HENDERSON POLICE reported one hate crime, down from three in 2012.

• Race: 1

NORTH LAS VEGAS POLICE reported two hate crimes, down from 10 in 2012.

• Sexual orientation: 1

• Ethnicity: 1

Metro, Henderson and North Las Vegas police departments reported 68 incidents in 2013, down 21 percent from the year before. Agencies nationwide reported 5,928 offenses last year, down 10 percent.

At face value, that sounds like good news, but experts warn the numbers can be deceiving.

Hate crimes are tricky to define

The FBI defines hate crimes as traditional offenses such as murder, arson or vandalism with an added element of bias. Lawmakers define a hate crime as a “criminal offense against a person or property motivated in whole or in part by an offender’s bias against a race, religion, disability, ethnic origin or sexual orientation.”

Civil rights attorney Allen Lichtenstein said criminal motivations can be nuanced, and lumping offenses into such blunt categories is a knee-jerk approach. Except in the most obvious instances, such as a white supremacist bragging publicly about targeting someone of another race, offenses aren’t likely to be classified as hate crimes.

“I’ve always been a bit concerned by the idea that something automatically is going to be called a hate crime or something is not going to be called a hate crime,” Lichtenstein said. A better option is to adopt “a more holistic, case-by-case analysis and consider what the mitigating factors are. I don’t know that putting it into a statutory form really is that helpful.”

Bias is hard to prove

Prejudice often is mixed with other criminal motives that are hard to peg or quantify. Biases aren’t easy for investigators and prosecutors to identify, because people easily can lie about them.

“Sometimes hate crimes are a very difficult thing to prove,” said Natalie Collins, a spokeswoman with the U.S. Attorney’s Office in Nevada.

Just because someone seems to be racist — say, a robber who targets only victims of a certain race or ethnic group — that bias isn’t easy to confirm. Appearance is different from proof.

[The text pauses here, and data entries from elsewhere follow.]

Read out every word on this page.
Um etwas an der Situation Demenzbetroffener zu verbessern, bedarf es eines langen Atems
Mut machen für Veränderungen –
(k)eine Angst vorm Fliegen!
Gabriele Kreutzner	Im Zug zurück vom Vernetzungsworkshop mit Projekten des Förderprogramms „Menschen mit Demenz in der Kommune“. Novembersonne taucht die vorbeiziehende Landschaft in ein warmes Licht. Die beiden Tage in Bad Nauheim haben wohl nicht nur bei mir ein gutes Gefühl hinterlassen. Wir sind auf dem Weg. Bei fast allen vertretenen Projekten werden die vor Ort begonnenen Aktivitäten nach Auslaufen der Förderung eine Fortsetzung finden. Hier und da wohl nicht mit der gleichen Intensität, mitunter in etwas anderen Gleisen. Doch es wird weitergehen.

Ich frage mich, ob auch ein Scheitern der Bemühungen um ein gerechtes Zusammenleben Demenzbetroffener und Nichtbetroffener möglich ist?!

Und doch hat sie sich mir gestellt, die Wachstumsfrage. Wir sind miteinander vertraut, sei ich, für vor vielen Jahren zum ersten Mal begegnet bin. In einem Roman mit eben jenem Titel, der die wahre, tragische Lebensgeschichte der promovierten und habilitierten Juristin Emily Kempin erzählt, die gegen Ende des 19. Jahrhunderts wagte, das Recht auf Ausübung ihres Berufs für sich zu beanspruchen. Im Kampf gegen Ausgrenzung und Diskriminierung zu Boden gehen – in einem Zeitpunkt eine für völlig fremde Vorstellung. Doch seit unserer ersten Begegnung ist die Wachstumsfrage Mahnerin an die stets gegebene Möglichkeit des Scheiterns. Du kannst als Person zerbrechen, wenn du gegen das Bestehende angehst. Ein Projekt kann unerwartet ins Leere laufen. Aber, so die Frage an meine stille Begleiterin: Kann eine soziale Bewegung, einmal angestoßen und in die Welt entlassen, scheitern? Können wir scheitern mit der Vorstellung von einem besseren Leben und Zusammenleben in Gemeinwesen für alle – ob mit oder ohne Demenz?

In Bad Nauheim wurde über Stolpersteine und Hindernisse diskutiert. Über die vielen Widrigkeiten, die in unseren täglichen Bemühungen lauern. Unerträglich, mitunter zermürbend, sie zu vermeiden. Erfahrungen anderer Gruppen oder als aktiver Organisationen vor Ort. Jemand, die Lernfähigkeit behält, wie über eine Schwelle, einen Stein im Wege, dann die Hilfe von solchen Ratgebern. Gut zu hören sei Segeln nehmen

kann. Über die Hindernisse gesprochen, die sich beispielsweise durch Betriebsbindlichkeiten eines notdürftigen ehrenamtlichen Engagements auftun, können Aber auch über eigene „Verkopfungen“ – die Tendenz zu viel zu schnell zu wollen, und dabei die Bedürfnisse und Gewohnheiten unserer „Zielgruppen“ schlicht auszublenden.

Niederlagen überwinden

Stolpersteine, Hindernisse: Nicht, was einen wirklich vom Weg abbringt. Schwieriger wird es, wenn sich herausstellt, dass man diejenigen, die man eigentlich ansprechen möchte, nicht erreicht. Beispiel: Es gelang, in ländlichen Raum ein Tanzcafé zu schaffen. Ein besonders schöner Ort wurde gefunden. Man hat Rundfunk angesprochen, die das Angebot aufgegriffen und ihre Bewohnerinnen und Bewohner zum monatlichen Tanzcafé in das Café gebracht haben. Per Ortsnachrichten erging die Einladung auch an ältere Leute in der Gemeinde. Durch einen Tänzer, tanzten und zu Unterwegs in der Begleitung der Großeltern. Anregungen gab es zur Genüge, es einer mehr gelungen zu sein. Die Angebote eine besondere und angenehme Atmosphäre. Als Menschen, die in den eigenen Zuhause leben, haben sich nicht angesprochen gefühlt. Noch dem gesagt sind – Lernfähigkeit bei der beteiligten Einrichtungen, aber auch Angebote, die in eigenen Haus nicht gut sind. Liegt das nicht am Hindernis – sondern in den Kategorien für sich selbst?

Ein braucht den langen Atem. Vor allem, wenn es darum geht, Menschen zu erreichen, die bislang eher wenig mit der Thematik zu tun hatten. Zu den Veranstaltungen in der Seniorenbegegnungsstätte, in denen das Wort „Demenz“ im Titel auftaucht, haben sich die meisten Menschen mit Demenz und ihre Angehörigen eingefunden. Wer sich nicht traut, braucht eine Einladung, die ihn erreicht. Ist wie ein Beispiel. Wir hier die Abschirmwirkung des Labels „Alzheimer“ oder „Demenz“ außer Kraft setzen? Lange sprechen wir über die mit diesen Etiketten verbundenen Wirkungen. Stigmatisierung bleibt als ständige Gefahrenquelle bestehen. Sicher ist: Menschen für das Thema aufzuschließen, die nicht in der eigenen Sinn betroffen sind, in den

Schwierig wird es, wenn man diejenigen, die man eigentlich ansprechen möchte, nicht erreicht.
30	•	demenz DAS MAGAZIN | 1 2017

Under Nevada law, incidents involving a proven bias are treated as crimes with enhancements, which theoretically upgrade the severity of the crime and increase the punishment. But the impact of the hate-crime enhancement is vague. State law requires only that victims be compensated for monetary damages, which they likely would have been anyway, and doesn’t specify harsher penalties for criminals.

The legal complexities raise a question for law enforcement: Why try to prove something is a hate crime if it won’t make a real difference in court?

Hate-crime statistics aren’t consistent

Law enforcement agencies aren’t required to report crime data to the FBI. Because of that, civil rights advocates say the federal agency has unreliable year-to-year comparisons.

Mark Potok of the Southern Poverty Law Center said the number of agencies that reported data to the FBI plunged to just 79 percent in 2012, the lowest level since 1995. The trend seems to reflect a diminished interest from officials, he said, noting the Federal Law Enforcement Training Center ended its hate-crime programs in 2009. The Southern Poverty Law Center ended a similar program in 2008 due to dwindling enrollment. The programs taught law enforcement officials how to identify crimes involving bias.

“This apparent lack of interest and focus on hate crimes is worrying,” Potok said, noting that more than half of all hate crimes are never reported to police, and the majority of those that are tend to be categorized as other kinds of crimes.

There actually are 25 to 40 times more hate crimes throughout the United States than the FBI numbers suggest, Potok said.